Le premier règlement de navigation du canal date du 17 août 1869. Le tirant d'eau maximum autorisé est fixé à 7,50 m. Les navires à vapeur peuvent naviguer avec leurs propres machines, les navires à voile de plus de 50 t doivent se faire remorquer. La navigation n'a lieu que de jour, les navires devant s'amarrer la nuit dans des gares échelonnées le long du canal.
Le pilotage est obligatoire pour les navires de plus de 100 t, mais le commandant du navire reste toujours responsable de la marche et des manœuvres, le pilote ne donnant que des conseils pour la manœuvre du navire. Sur les 486 navires qui ont emprunté le canal au cours de la première année d'exploitation, 157 se sont échoués. La durée de la traversé subit le contrecoup de ces arrêts obligatoires ou accidentels. En 1870, elle est en moyenne de 48 heures.
Pour 17 heures de marche effective, il faut compter en plus 17 h 40 de garage de nuit, 5 h 20 de garage pour croisement et 17 h d'échouages.

De 1870 à 1880 la moyenne annuelle des traversées passe de 950 à 1 540, et le tonnage brut des navires croît de 1 700 à 2 100 t. Les dimensions maximum augmentent également. Le paquebot anglais Oceanic, qui transite en 1875 mesure 128 mètres de long, et le paquebot Austral 144 mètres.
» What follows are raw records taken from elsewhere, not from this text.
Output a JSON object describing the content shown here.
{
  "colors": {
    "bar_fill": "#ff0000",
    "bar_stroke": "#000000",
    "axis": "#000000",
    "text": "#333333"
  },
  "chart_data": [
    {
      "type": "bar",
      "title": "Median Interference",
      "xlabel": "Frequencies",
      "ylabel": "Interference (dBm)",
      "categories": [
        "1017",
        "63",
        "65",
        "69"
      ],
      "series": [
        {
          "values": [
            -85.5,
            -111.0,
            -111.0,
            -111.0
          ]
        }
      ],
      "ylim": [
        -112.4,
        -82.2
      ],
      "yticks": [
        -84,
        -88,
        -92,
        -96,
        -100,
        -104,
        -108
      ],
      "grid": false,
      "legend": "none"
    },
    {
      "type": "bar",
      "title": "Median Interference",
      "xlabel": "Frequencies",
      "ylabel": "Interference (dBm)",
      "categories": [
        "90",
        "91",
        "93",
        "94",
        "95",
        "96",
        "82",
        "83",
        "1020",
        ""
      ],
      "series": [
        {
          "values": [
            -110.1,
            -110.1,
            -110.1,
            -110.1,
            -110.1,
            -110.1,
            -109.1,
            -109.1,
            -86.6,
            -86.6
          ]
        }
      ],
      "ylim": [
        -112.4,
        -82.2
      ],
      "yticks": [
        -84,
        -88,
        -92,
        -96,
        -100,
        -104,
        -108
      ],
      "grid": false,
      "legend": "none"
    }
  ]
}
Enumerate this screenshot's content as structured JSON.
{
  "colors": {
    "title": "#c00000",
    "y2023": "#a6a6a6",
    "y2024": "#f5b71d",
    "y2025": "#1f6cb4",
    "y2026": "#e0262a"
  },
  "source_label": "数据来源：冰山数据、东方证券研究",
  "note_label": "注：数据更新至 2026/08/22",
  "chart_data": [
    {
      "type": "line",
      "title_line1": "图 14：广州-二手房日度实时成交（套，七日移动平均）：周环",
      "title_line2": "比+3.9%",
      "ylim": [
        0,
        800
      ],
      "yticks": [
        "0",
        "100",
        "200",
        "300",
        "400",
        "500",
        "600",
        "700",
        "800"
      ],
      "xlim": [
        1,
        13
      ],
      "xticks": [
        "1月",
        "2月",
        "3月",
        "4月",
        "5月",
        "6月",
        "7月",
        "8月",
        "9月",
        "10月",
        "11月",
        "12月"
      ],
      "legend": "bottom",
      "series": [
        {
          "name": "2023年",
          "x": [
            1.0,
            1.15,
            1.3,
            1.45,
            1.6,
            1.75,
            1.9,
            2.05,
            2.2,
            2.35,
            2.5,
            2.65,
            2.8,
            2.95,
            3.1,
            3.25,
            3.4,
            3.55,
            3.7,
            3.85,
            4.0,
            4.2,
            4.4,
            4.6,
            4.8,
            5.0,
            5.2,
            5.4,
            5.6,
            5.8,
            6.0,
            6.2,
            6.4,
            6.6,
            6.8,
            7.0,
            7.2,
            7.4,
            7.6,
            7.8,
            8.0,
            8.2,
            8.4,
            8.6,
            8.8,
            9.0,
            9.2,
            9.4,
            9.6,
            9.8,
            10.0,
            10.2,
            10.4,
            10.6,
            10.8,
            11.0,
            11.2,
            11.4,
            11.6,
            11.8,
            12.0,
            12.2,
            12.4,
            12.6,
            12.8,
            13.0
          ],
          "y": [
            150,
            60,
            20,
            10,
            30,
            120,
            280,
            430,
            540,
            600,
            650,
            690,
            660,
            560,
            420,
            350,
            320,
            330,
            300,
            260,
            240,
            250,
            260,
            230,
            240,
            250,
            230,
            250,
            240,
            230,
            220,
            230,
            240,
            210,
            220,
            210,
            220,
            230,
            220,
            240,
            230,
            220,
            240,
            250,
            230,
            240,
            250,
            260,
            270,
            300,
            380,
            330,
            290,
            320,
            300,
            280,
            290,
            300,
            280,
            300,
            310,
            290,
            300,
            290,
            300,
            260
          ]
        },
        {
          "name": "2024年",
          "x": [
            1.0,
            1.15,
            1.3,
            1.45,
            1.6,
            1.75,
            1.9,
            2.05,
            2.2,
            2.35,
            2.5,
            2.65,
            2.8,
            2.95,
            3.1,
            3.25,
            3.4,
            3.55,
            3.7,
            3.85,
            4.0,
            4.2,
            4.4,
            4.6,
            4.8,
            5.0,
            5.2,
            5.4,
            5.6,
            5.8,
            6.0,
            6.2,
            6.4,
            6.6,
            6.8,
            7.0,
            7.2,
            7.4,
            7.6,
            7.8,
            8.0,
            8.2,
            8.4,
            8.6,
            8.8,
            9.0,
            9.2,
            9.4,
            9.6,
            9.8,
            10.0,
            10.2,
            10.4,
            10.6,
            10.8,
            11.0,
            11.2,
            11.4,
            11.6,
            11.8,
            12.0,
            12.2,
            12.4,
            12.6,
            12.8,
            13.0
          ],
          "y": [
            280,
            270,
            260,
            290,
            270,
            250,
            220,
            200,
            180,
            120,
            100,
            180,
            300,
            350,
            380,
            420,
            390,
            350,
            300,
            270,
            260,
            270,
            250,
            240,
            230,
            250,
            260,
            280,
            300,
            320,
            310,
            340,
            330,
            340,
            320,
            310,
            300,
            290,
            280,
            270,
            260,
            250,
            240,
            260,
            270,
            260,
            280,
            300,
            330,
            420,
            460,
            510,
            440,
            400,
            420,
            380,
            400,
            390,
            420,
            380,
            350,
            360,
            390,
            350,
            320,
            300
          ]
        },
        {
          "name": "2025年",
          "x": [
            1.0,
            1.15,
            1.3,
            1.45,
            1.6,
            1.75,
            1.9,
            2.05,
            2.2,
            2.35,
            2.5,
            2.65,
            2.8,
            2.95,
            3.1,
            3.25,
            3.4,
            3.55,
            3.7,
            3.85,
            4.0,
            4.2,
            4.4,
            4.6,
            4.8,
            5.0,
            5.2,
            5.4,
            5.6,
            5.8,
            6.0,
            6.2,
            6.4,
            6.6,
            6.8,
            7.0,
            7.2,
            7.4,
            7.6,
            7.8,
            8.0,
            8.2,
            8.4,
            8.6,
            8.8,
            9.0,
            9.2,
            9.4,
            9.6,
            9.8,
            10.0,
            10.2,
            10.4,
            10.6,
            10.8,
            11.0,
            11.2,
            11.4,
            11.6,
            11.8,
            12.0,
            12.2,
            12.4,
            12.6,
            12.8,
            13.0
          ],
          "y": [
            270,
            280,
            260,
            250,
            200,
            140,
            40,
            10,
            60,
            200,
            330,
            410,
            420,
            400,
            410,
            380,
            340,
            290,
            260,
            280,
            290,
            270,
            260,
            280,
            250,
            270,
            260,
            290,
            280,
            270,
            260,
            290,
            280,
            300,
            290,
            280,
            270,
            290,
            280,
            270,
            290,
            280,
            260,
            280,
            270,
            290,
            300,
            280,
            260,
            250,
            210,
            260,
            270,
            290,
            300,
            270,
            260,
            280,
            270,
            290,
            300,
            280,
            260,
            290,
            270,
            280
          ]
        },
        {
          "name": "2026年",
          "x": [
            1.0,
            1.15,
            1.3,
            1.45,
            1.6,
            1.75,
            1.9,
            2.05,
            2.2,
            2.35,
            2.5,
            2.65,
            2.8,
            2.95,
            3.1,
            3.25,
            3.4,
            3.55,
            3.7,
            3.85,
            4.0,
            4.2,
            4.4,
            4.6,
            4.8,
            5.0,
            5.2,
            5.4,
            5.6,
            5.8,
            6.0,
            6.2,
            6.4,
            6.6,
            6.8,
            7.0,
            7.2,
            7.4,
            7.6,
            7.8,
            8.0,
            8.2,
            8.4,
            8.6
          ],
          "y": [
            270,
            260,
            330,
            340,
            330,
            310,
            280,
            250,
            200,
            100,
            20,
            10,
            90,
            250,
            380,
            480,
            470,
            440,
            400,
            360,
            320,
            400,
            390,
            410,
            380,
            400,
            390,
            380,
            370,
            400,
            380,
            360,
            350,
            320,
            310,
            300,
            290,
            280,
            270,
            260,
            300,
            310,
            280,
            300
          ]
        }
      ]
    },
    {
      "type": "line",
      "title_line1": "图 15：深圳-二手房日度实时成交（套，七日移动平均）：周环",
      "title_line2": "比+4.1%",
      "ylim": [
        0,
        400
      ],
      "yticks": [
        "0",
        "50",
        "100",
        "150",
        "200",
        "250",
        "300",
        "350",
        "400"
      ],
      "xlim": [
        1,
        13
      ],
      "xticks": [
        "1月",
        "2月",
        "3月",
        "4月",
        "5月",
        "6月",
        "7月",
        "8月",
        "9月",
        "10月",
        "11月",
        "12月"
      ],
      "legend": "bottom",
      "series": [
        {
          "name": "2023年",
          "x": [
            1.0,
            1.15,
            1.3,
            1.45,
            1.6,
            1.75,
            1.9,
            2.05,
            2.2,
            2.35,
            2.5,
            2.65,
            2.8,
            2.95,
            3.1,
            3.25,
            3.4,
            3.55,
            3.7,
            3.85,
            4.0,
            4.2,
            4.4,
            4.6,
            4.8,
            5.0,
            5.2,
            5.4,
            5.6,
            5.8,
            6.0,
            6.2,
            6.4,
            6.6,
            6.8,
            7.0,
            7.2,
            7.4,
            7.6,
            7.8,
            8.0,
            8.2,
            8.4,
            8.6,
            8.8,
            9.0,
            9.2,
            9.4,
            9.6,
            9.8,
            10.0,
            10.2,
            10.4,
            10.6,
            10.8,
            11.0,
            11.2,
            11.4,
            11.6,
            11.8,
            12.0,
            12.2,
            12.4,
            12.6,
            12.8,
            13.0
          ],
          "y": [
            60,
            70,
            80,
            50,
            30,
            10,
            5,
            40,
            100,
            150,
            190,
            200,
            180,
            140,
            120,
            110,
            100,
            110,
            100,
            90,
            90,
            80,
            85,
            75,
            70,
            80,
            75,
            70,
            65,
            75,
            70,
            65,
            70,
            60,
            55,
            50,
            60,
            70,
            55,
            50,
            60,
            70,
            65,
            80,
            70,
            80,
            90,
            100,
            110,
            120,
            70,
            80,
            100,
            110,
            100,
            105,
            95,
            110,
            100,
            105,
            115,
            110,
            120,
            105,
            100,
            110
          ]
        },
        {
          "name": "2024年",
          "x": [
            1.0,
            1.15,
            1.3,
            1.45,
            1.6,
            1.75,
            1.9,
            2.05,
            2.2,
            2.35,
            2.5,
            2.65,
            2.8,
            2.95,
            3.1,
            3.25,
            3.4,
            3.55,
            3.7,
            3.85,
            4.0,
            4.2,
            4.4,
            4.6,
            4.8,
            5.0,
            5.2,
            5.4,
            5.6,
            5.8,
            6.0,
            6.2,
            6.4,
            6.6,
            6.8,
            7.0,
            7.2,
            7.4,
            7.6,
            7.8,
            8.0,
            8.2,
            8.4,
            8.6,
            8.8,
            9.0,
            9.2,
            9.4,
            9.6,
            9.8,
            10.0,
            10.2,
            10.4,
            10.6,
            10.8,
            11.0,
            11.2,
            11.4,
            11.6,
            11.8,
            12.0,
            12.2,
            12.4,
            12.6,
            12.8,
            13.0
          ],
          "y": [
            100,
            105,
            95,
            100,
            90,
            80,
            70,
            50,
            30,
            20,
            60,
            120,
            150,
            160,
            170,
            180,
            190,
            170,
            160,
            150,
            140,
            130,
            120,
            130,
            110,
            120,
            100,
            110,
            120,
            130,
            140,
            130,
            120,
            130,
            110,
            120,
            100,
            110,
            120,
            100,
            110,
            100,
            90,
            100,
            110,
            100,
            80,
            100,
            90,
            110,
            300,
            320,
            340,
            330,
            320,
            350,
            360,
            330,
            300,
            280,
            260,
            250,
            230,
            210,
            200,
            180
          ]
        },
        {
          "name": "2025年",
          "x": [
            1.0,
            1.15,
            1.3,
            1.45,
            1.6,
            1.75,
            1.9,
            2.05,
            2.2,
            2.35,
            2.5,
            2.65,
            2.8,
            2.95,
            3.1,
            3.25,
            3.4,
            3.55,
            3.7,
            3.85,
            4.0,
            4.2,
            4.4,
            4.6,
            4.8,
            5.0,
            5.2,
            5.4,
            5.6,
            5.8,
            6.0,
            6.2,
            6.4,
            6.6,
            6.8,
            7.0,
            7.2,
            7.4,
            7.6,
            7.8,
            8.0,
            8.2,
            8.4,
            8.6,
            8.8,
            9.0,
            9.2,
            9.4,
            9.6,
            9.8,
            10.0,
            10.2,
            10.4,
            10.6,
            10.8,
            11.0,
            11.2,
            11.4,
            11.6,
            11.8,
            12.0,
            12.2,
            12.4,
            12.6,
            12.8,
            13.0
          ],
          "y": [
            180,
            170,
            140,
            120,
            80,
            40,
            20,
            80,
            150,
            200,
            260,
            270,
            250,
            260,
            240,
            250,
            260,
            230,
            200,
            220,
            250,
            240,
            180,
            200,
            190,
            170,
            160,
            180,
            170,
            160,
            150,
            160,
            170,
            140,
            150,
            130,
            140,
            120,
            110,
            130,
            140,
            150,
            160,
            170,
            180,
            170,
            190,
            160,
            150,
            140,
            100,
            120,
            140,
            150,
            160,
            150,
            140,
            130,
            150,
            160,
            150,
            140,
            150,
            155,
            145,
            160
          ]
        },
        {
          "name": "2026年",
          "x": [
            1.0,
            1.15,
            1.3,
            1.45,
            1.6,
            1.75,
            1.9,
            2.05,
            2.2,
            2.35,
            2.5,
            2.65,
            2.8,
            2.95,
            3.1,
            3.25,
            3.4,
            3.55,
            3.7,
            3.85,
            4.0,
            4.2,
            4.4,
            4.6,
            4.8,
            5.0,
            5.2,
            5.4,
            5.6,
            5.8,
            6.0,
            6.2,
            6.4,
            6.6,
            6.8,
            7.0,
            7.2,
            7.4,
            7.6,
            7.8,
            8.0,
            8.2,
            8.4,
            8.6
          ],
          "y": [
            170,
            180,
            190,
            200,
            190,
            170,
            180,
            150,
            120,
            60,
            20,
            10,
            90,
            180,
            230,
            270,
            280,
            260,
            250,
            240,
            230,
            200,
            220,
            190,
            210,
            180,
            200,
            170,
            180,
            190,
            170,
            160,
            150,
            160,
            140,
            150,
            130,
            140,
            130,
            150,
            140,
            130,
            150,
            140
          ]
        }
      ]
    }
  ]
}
A partir du 1er mars 1887, les navires peuvent transiter de nuit, après avoir embarqué un projecteur électrique placé à l'avant du navire.
Dans le même temps le canal n'est évidemment pas resté à ses dimensions de 1870. L'élargissement du canal à 37 m au plafond et son approfondissement à 8,50 m sont terminés en 1898. En 1908, l'approfondissement à 9,50 m correspond à un tirant d'eau maximum de 28 pieds (8,53 m).
Cette année-là, quatre navires de plus de 12 000 t traversent le canal, dont l'un a 171 m de long et 24 m de large. En 1912, il y aura 66 « transiteurs » de plus de 12 000 t.

 
En 1934, on termine les travaux du 6e Programme de 1921. La largeur du canal, au plafond de 10 m, atteint 60 m, et les dragages faits jusqu'à 13,50m permettent un tirant d'eau maximum de 34 pieds (10,36 m).
Toutes ces améliorations permettent de porter le transit total des navires de 16 h 30 à 13 h, soit un gain de 3 h 30 en vingt ans, ce qui est un résultat remarquable.
Entre les deux guerres, le plus fort tonnage est atteint en 1931 par le paquebot anglais Empress of Britain, avec 42 745 t et 230 m de long. Pendant cette période, plusieurs navires passeront le canal avec un tirant d'eau égal au tirant d'eau maximum autorisé : 9,45 m en 1922, 9,75 m en 1925, 10,06 m en 1930 et 10,26 m en 1937 (le TE des plus gros pétroliers qui passèrent en 1956 était de 35 pieds soit 10,67 m).
Lorsque la deuxième guerre mondiale éclate, la plupart des pilotes sont mobilisés dans les Forces Alliées. Le trafic journalier tombe rapidement et ne dépasse pas neuf navires.
Le 10 mai 1940 a lieu la première attaque aérienne contre le canal. En mai 1941, les Allemands débarquent en Crète qui devient une plate-forme idéale pour les attaques contre Malte et l'Egypte. En juin 1941, les Alliés abandonnent la route de la Méditerranée pour leurs transports et ceux-ci reprennent la route du Cap. Les navires venant de la mer Rouge déchargent leur cargaison à Suez, certains sont obligés d'aller jusqu'à Port-Saïd, et regagnent aussitôt Suez.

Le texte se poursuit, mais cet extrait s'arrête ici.